Há mais de um ano comecei a ler os poemas de Maria Mamede no seu blogue
De Amor e de Terra.
Mais tarde, pelos meus anos, uma grande amiga fez-me a surpresa de me oferecer o seu livro Lume.
Outros dos seus livros, dos quais já falei anteriormente, vieram até mim e me encantaram.
Desta vez tive o gosto conhecer pessoalmente a autora, e de participar no lançamento do seu livro Da água toda. Embalado nos seus poemas, senti-me tocar cada um deles, como se a Flauta fosse um prolongamento da clareza, expressividade e doçura da sua voz. Não procurei acompanhá-los como uma música de fundo, mas sim que o som da Flauta fosse naquele momento uma parte deles.

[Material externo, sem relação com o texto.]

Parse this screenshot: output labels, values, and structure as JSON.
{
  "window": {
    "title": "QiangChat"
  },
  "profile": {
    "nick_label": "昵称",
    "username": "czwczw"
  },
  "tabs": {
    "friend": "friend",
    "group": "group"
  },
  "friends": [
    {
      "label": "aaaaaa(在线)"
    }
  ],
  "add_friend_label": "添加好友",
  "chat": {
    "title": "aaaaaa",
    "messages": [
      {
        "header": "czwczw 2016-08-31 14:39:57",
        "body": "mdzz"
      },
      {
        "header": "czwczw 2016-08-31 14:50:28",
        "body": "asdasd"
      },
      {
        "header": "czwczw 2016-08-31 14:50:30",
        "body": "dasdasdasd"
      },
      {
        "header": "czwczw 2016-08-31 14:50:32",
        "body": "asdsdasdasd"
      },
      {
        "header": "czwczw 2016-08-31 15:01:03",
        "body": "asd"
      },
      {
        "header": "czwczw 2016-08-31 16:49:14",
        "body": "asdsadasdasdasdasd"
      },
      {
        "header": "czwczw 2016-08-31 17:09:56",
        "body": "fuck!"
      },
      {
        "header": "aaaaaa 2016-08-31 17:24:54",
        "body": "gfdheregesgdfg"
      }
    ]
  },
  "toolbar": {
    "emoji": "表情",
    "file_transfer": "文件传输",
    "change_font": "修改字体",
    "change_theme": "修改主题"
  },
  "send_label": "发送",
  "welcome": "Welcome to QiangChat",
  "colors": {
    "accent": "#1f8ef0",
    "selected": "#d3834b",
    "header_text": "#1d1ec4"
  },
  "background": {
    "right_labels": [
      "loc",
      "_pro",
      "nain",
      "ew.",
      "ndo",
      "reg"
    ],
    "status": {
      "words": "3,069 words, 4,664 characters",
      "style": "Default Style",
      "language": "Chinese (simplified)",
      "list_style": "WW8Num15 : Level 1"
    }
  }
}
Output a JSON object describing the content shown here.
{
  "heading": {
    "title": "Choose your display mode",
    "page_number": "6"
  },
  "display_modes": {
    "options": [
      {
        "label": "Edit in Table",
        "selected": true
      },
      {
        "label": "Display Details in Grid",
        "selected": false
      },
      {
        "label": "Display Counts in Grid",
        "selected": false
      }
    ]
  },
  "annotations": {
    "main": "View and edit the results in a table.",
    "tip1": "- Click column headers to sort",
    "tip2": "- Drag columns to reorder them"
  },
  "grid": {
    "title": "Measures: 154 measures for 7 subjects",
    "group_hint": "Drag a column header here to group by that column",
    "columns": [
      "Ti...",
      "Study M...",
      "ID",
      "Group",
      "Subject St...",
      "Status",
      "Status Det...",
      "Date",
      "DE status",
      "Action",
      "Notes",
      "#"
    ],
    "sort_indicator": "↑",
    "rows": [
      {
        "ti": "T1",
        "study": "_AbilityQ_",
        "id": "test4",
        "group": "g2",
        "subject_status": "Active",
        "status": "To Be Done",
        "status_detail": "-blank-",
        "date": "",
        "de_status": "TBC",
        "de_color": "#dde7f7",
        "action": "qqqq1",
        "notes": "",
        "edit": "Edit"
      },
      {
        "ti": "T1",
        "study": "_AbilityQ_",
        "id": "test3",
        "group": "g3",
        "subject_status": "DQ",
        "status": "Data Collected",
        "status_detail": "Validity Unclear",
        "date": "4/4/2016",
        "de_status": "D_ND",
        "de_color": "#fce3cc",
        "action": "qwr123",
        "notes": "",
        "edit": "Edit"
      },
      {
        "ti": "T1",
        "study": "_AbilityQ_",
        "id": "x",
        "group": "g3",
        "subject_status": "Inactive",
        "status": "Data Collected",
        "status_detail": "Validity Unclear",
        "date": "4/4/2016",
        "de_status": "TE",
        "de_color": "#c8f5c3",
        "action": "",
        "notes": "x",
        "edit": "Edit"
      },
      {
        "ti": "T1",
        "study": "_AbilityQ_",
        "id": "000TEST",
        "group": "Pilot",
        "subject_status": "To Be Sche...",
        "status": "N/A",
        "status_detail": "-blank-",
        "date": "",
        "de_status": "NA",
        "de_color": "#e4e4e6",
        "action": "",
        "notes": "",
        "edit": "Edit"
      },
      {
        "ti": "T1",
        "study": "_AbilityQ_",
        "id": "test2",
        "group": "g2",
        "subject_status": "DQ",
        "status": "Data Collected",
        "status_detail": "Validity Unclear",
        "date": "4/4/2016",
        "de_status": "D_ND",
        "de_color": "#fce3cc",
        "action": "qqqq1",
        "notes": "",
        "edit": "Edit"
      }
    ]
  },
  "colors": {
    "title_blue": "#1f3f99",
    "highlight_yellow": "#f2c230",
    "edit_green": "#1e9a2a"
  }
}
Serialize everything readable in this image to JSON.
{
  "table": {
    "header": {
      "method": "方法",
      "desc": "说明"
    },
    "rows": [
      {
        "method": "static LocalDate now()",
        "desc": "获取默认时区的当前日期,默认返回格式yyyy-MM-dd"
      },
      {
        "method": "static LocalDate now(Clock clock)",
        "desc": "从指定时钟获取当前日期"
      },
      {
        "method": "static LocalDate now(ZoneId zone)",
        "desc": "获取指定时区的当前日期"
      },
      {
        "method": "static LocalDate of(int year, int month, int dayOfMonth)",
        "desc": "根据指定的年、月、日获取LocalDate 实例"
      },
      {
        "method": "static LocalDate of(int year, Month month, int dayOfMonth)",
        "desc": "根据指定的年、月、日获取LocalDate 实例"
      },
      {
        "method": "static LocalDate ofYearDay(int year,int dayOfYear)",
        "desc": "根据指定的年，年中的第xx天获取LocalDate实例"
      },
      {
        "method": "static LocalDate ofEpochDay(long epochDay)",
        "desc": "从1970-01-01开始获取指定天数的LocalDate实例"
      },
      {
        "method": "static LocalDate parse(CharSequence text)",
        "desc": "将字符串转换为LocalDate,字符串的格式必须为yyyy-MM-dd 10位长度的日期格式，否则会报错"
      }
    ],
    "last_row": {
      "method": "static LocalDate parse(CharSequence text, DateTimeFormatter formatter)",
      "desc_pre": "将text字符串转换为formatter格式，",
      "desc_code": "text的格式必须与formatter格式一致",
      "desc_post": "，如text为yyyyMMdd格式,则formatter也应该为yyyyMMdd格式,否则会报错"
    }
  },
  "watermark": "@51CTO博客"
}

Este lançamento foi também um encontro de amigos, dos blogues e fora deles. E dos amigos dos amigos. Obrigado a todos que marcaram presença, e aos que, não podendo estar, desejaram o melhor para esta apresentação e para o mini-recital (grande em prazer) que pude oferecer a Maria Mamede.
Deixo o poema de abertura deste livro, esperando que abra o apetite a que leiam todos os outros que dele fazem parte.

Da água toda

Da água te falei amor, da água
e de lágrimas salgadas pela mágoa
imensa aridez em cada vida;
e do sal te disse amor, do sal
que salga, que tempera, o bem, o mal
e a hora da chegada e da partida!...
de lagos, de pântanos, de medos
e de mares de água e de segredos
de rios, rios férteis de abundância
de mares unos de sonhos tão dispersos
de oceanos de limos, os meus versos
e de marés de amor, suma fragrância!...

sexta-feira, 19 de fevereiro de 2010

Susana

Com este aclamativo andamento do Oratório Susanna, de Handel, saúdo a minha amiga Susana que hoje festeja o seu 40º aniversário! Parabéns!